I wanted to kick him for being so perceptive. “Don’t say ‘besties.’ It sounds weird coming from you.”
He leveled a pointed stare at me.
“Kyle’s been lying to me,” I said plainly. “We’ve been best friends for so long, and this is the first time he’s ever lied to me.”
“That you know of.”
“Excuse me?”
“Fun fact about life, Selena: everyone lies.”
Anger wrapped my stomach in prickly brambles. “I don’t know what kind of a life an Illumenari lives, but around here, friends don’t lie to friends.”
“Even if it means protecting each other?”
“Even then.”
“Then you’re naïve.”
My mouth opened, but my anger blocked my comeback. He had a point, even if I refused to accept it. My friends didn’t lie to me just like I didn’t…my heart twisted. I’d kept my vision a secret. I didn’t tell Kyle about the puppets or what happened today with the needles. I lied by omission.
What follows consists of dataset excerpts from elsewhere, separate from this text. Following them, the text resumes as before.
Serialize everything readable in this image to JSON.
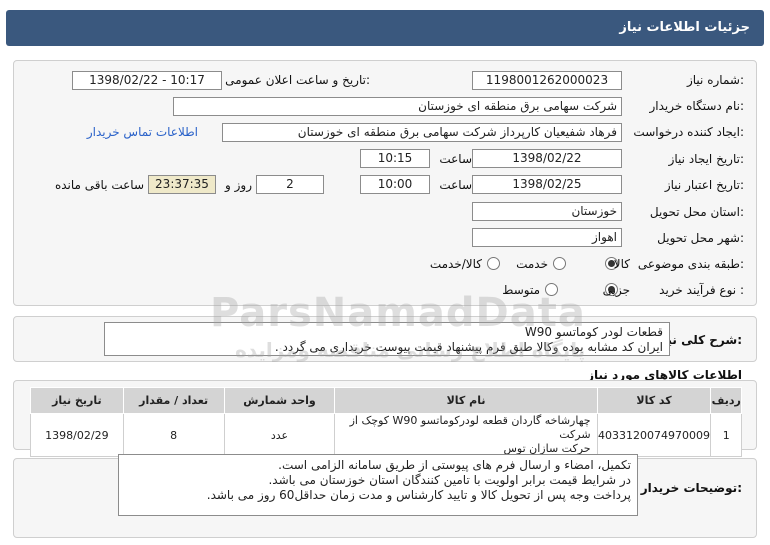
{
  "header": {
    "title": "جزئیات اطلاعات نیاز"
  },
  "form": {
    "need_number_label": "شماره نیاز:",
    "need_number": "1198001262000023",
    "announce_label": "تاریخ و ساعت اعلان عمومی:",
    "announce_value": "1398/02/22 - 10:17",
    "buyer_org_label": "نام دستگاه خریدار:",
    "buyer_org": "شرکت سهامی برق منطقه ای خوزستان",
    "requester_label": "ایجاد کننده درخواست:",
    "requester": "فرهاد شفیعیان کارپرداز شرکت سهامی برق منطقه ای خوزستان",
    "contact_link": "اطلاعات تماس خریدار",
    "created_label": "تاریخ ایجاد نیاز:",
    "created_date": "1398/02/22",
    "time_label": "ساعت",
    "created_time": "10:15",
    "validity_label": "تاریخ اعتبار نیاز:",
    "validity_date": "1398/02/25",
    "validity_time": "10:00",
    "days_value": "2",
    "days_label": "روز و",
    "remaining_time": "23:37:35",
    "remaining_label": "ساعت باقی مانده",
    "province_label": "استان محل تحویل:",
    "province": "خوزستان",
    "city_label": "شهر محل تحویل:",
    "city": "اهواز",
    "category_label": "طبقه بندی موضوعی:",
    "category_options": [
      "کالا",
      "خدمت",
      "کالا/خدمت"
    ],
    "category_selected": "کالا",
    "process_label": "نوع فرآیند خرید :",
    "process_options": [
      "جزیی",
      "متوسط"
    ],
    "process_selected": "جزیی"
  },
  "summary": {
    "label": "شرح کلی نیاز:",
    "line1": "قطعات لودر کوماتسو W90",
    "line2": "ایران کد مشابه بوده وکالا طبق فرم پیشنهاد قیمت پیوست خریداری می گردد ."
  },
  "items_section": {
    "title": "اطلاعات کالاهای مورد نیاز",
    "columns": [
      "ردیف",
      "کد کالا",
      "نام کالا",
      "واحد شمارش",
      "تعداد / مقدار",
      "تاریخ نیاز"
    ],
    "rows": [
      {
        "index": "1",
        "code": "4033120074970009",
        "name_line1": "چهارشاخه گاردان قطعه لودرکوماتسو W90 کوچک از شرکت",
        "name_line2": "حرکت سازان توس",
        "unit": "عدد",
        "quantity": "8",
        "date": "1398/02/29"
      }
    ]
  },
  "buyer_notes": {
    "label": "توضیحات خریدار:",
    "line1": "تکمیل، امضاء و ارسال فرم های پیوستی از طریق سامانه الزامی است.",
    "line2": "در شرایط  قیمت برابر اولویت با تامین کنندگان استان خوزستان می باشد.",
    "line3": "پرداخت وجه پس از تحویل کالا و تایید کارشناس و مدت زمان حداقل60 روز می باشد."
  },
  "watermark": {
    "text": "ParsNamadData",
    "sub": "پایگاه اطلاع رسانی مناقصه ومزایده"
  }
}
My righteous indignation crashed, landing as a pile of rocks in the pit of my stomach. Again with the stones in my glass house. Frustration blurred my vision. I had no right to judge.
“Shit. Are you seriously crying?” He pulled over onto the side of the road and turned off the engine. “I’m sorry, Selena. It was a jerk thing to say.”
“You’re always a jerk.” I used the heel of my hand to wipe away the tears that refused to stay in my eyes.
“Shit. Don’t cry. Please, don’t cry.”
“You’re the weak-against-tears type, huh?” My voice hitched. Still, the tears came.
“Occupational hazard.” He hauled me into a fierce hug, sending the now familiar electric current all over my body.